We really enjoyed our experience and were very fortunate to have hosts that we got on with and that were real genuinely nice people with an incredible interest in others and almost constant contact with their adult children back home. I have tried to contact my son, but his monosyllabic answers and bewilderment as to what I want, make these interactions largely painful for all concerned, so I just text him here and there to remind him I am still alive.
We couldn’t get a flight home for another day so had to be tourists again and find a hotel for the night en route to Athens. We found the Dias Hotel in Nafplio (£28 for double room including breakfast), a beautiful little town on the coast a couple of hours out of Athens. It was populated by well-dressed Greeks on this Sunday afternoon and is full of shops selling upmarket woven linen, honey and crafts.
There is a castle on the hill which we can see from our room and the place has a Venetian feel to it.

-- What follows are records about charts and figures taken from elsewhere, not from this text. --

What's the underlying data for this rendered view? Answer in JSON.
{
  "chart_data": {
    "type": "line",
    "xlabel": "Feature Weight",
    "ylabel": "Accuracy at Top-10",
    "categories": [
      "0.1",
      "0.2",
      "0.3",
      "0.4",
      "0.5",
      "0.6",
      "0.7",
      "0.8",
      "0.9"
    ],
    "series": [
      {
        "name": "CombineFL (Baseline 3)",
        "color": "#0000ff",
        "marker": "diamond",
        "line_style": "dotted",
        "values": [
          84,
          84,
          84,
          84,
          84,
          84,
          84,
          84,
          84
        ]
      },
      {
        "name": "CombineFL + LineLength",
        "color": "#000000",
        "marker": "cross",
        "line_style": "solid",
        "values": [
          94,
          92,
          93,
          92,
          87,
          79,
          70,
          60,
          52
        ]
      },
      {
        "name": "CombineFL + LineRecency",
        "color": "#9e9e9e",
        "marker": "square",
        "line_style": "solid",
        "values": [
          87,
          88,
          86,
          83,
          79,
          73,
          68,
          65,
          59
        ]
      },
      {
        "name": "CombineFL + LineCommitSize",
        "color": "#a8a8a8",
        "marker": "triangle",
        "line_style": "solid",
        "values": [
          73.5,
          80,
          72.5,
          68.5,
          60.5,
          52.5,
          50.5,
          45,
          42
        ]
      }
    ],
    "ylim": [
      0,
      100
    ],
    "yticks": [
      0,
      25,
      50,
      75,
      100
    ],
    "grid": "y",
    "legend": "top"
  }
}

I hobbled about in a pained and crooked fashion in the sunshine.
It’s January and there were three people swimming in the sea in just their trunks. They didn’t look Greek because the Greeks were wearing their coats indoors like sensible people. I’m putting money on this one being German. He had that look about him. Whilst he was in the sea in January in his pants. That look.
Our hotel receptionist told us she is off to London for a 5 day visit in February and grilled us with lots of questions about the Tube, Buckingham Palace and other obvious tourist sights. We told her it would be cold and probably rainy because we are purveyors of absolute truth. She asked how often it would rain. I said maybe 4 times a week, which I thought was breaking it to her gently and was also frankly a potential lie. Her eyes almost popped from her head at the concept of such a place. She was equally visibly dismayed that the temperature was unlikely to rise beyond 10 degrees C. I felt terribly responsible for the British weather and wanted it not to be so. It will be grey, wet cold and miserable. That’s why we’re in bloody Greece, love. She’ll have a great time. I told her to go to Brighton.

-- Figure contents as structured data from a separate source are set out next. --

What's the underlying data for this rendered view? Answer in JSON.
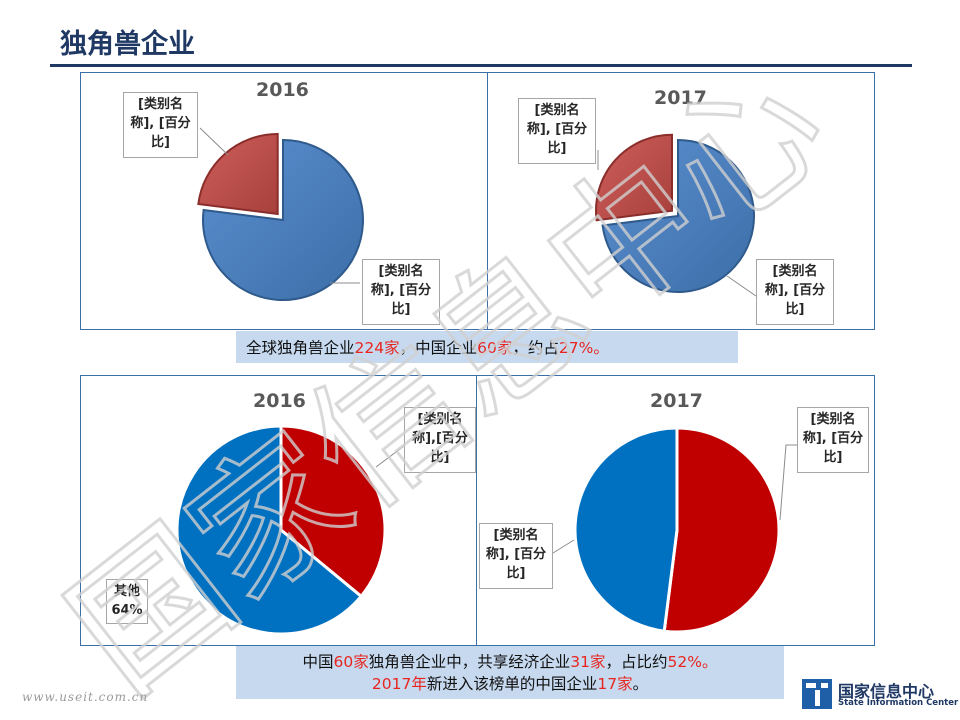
{
  "page": {
    "title": "独角兽企业"
  },
  "chart_data": [
    {
      "type": "pie",
      "title": "2016",
      "slices": [
        {
          "label": "[类别名称], [百分比]",
          "value": 77,
          "color": "#4f81bd"
        },
        {
          "label": "[类别名称], [百分比]",
          "value": 23,
          "color": "#c0504d"
        }
      ]
    },
    {
      "type": "pie",
      "title": "2017",
      "slices": [
        {
          "label": "[类别名称], [百分比]",
          "value": 73,
          "color": "#4f81bd"
        },
        {
          "label": "[类别名称], [百分比]",
          "value": 27,
          "color": "#c0504d"
        }
      ]
    },
    {
      "type": "pie",
      "title": "2016",
      "slices": [
        {
          "label": "[类别名称],[百分比]",
          "value": 36,
          "color": "#c00000"
        },
        {
          "label": "其他 64%",
          "value": 64,
          "color": "#0070c0"
        }
      ]
    },
    {
      "type": "pie",
      "title": "2017",
      "slices": [
        {
          "label": "[类别名称], [百分比]",
          "value": 52,
          "color": "#c00000"
        },
        {
          "label": "[类别名称], [百分比]",
          "value": 48,
          "color": "#0070c0"
        }
      ]
    }
  ],
  "labels": {
    "c1_red": [
      "[类别名",
      "称], [百分",
      "比]"
    ],
    "c1_blue": [
      "[类别名",
      "称], [百分",
      "比]"
    ],
    "c2_red": [
      "[类别名",
      "称], [百分",
      "比]"
    ],
    "c2_blue": [
      "[类别名",
      "称], [百分",
      "比]"
    ],
    "c3_red": [
      "[类别名",
      "称],[百分",
      "比]"
    ],
    "c3_other": [
      "其他",
      "64%"
    ],
    "c4_red": [
      "[类别名",
      "称], [百分",
      "比]"
    ],
    "c4_blue": [
      "[类别名",
      "称], [百分",
      "比]"
    ]
  },
  "caption_top": {
    "t1": "全球独角兽企业",
    "n1": "224家",
    "t2": "，中国企业",
    "n2": "60家",
    "t3": "，约占",
    "n3": "27%。"
  },
  "caption_bottom": {
    "l1_t1": "中国",
    "l1_n1": "60家",
    "l1_t2": "独角兽企业中，共享经济企业",
    "l1_n2": "31家",
    "l1_t3": "，占比约",
    "l1_n3": "52%。",
    "l2_n1": "2017年",
    "l2_t1": "新进入该榜单的中国企业",
    "l2_n2": "17家",
    "l2_t2": "。"
  },
  "watermark": "国家信息中心",
  "footer": {
    "url": "www.useit.com.cn"
  },
  "logo": {
    "cn": "国家信息中心",
    "en": "State Information Center"
  }
}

My back is so painful and my ability to walk is so limited that for the first time ever in my life, I have requested Special Assistance at the airport for the flight home. My fear now is that I’ll wake up completely fine tomorrow and look like a right malingerer. I’ll have to put on a limp.

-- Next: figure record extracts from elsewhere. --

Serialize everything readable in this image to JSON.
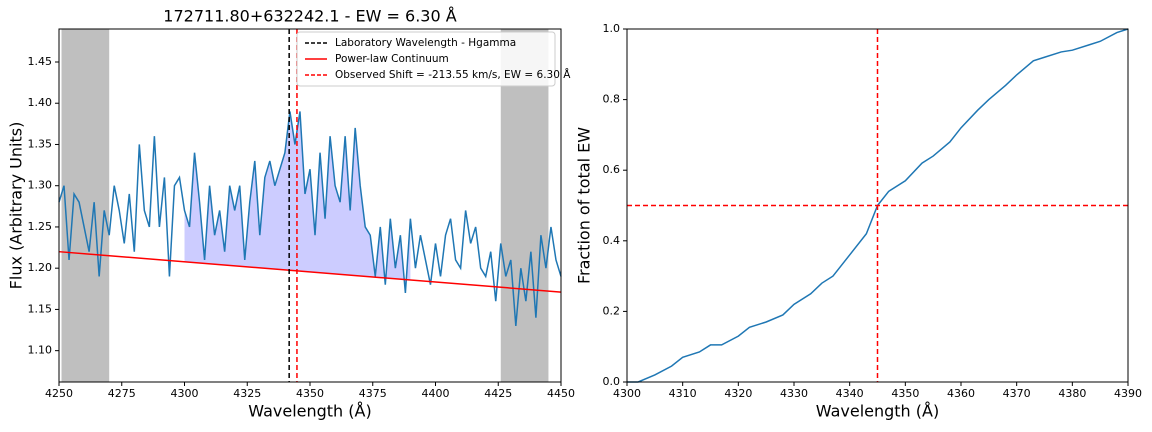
{
  "chart_data": [
    {
      "type": "line",
      "title": "172711.80+632242.1 - EW = 6.30 Å",
      "xlabel": "Wavelength (Å)",
      "ylabel": "Flux (Arbitrary Units)",
      "xlim": [
        4250,
        4450
      ],
      "ylim": [
        1.062,
        1.49
      ],
      "xticks": [
        4250,
        4275,
        4300,
        4325,
        4350,
        4375,
        4400,
        4425,
        4450
      ],
      "yticks": [
        {
          "value": 1.1,
          "label": "1.10"
        },
        {
          "value": 1.15,
          "label": "1.15"
        },
        {
          "value": 1.2,
          "label": "1.20"
        },
        {
          "value": 1.25,
          "label": "1.25"
        },
        {
          "value": 1.3,
          "label": "1.30"
        },
        {
          "value": 1.35,
          "label": "1.35"
        },
        {
          "value": 1.4,
          "label": "1.40"
        },
        {
          "value": 1.45,
          "label": "1.45"
        }
      ],
      "legend": "upper right",
      "spans": [
        [
          4251,
          4270
        ],
        [
          4426,
          4445
        ]
      ],
      "span_color": "#bfbfbf",
      "fill": {
        "from": 4300,
        "to": 4390,
        "color": "#ccccff"
      },
      "series": [
        {
          "color": "#1f77b4",
          "x": [
            4250,
            4252,
            4254,
            4256,
            4258,
            4260,
            4262,
            4264,
            4266,
            4268,
            4270,
            4272,
            4274,
            4276,
            4278,
            4280,
            4282,
            4284,
            4286,
            4288,
            4290,
            4292,
            4294,
            4296,
            4298,
            4300,
            4302,
            4304,
            4306,
            4308,
            4310,
            4312,
            4314,
            4316,
            4318,
            4320,
            4322,
            4324,
            4326,
            4328,
            4330,
            4332,
            4334,
            4336,
            4338,
            4340,
            4342,
            4344,
            4346,
            4348,
            4350,
            4352,
            4354,
            4356,
            4358,
            4360,
            4362,
            4364,
            4366,
            4368,
            4370,
            4372,
            4374,
            4376,
            4378,
            4380,
            4382,
            4384,
            4386,
            4388,
            4390,
            4392,
            4394,
            4396,
            4398,
            4400,
            4402,
            4404,
            4406,
            4408,
            4410,
            4412,
            4414,
            4416,
            4418,
            4420,
            4422,
            4424,
            4426,
            4428,
            4430,
            4432,
            4434,
            4436,
            4438,
            4440,
            4442,
            4444,
            4446,
            4448,
            4450
          ],
          "values": [
            1.28,
            1.3,
            1.21,
            1.29,
            1.28,
            1.25,
            1.22,
            1.28,
            1.19,
            1.27,
            1.24,
            1.3,
            1.27,
            1.23,
            1.29,
            1.22,
            1.35,
            1.27,
            1.25,
            1.36,
            1.25,
            1.31,
            1.19,
            1.3,
            1.31,
            1.27,
            1.25,
            1.34,
            1.28,
            1.21,
            1.3,
            1.24,
            1.27,
            1.22,
            1.3,
            1.27,
            1.3,
            1.21,
            1.28,
            1.33,
            1.24,
            1.31,
            1.33,
            1.3,
            1.32,
            1.34,
            1.39,
            1.35,
            1.39,
            1.29,
            1.32,
            1.24,
            1.34,
            1.26,
            1.36,
            1.3,
            1.28,
            1.36,
            1.27,
            1.37,
            1.3,
            1.25,
            1.24,
            1.19,
            1.25,
            1.18,
            1.26,
            1.2,
            1.24,
            1.17,
            1.26,
            1.2,
            1.24,
            1.21,
            1.18,
            1.23,
            1.19,
            1.24,
            1.26,
            1.21,
            1.2,
            1.27,
            1.23,
            1.25,
            1.2,
            1.19,
            1.22,
            1.16,
            1.23,
            1.19,
            1.21,
            1.13,
            1.2,
            1.16,
            1.22,
            1.14,
            1.24,
            1.2,
            1.25,
            1.21,
            1.19
          ]
        },
        {
          "name": "Power-law Continuum",
          "color": "#ff0000",
          "x": [
            4250,
            4450
          ],
          "values": [
            1.22,
            1.171
          ]
        }
      ],
      "vlines": [
        {
          "name": "Laboratory Wavelength - Hgamma",
          "x": 4341.7,
          "color": "#000000"
        },
        {
          "name": "Observed Shift = -213.55 km/s, EW = 6.30 Å",
          "x": 4344.8,
          "color": "#ff0000"
        }
      ]
    },
    {
      "type": "line",
      "xlabel": "Wavelength (Å)",
      "ylabel": "Fraction of total EW",
      "xlim": [
        4300,
        4390
      ],
      "ylim": [
        0,
        1
      ],
      "xticks": [
        4300,
        4310,
        4320,
        4330,
        4340,
        4350,
        4360,
        4370,
        4380,
        4390
      ],
      "yticks": [
        {
          "value": 0,
          "label": "0.0"
        },
        {
          "value": 0.2,
          "label": "0.2"
        },
        {
          "value": 0.4,
          "label": "0.4"
        },
        {
          "value": 0.6,
          "label": "0.6"
        },
        {
          "value": 0.8,
          "label": "0.8"
        },
        {
          "value": 1,
          "label": "1.0"
        }
      ],
      "series": [
        {
          "color": "#1f77b4",
          "x": [
            4300,
            4302,
            4305,
            4308,
            4310,
            4313,
            4315,
            4317,
            4320,
            4322,
            4325,
            4328,
            4330,
            4333,
            4335,
            4337,
            4340,
            4343,
            4345,
            4347,
            4350,
            4353,
            4355,
            4358,
            4360,
            4363,
            4365,
            4368,
            4370,
            4373,
            4375,
            4378,
            4380,
            4383,
            4385,
            4388,
            4390
          ],
          "values": [
            0,
            0,
            0.02,
            0.045,
            0.07,
            0.085,
            0.105,
            0.105,
            0.13,
            0.155,
            0.17,
            0.19,
            0.22,
            0.25,
            0.28,
            0.3,
            0.36,
            0.42,
            0.5,
            0.54,
            0.57,
            0.62,
            0.64,
            0.68,
            0.72,
            0.77,
            0.8,
            0.84,
            0.87,
            0.91,
            0.92,
            0.935,
            0.94,
            0.955,
            0.965,
            0.99,
            1.0
          ]
        }
      ],
      "vlines": [
        {
          "x": 4345,
          "color": "#ff0000"
        }
      ],
      "hlines": [
        {
          "y": 0.5,
          "color": "#ff0000"
        }
      ]
    }
  ]
}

So if you happen to see me doing skids in a wheelchair round Gatwick in the early hours of Tuesday morning, please remember that I could have been an Olympian and have some respect. And if you are in Gatwick in the early hours of Tuesday morning for Keith’s sake give us a lift home because I can’t carry my rucksack and we’ve got to get the train back to Worthing in order to be home for precisely 30 hours before we head back to Portugal to open a bank account in order to buy our new house. This life is getting absolutely bloody stupid.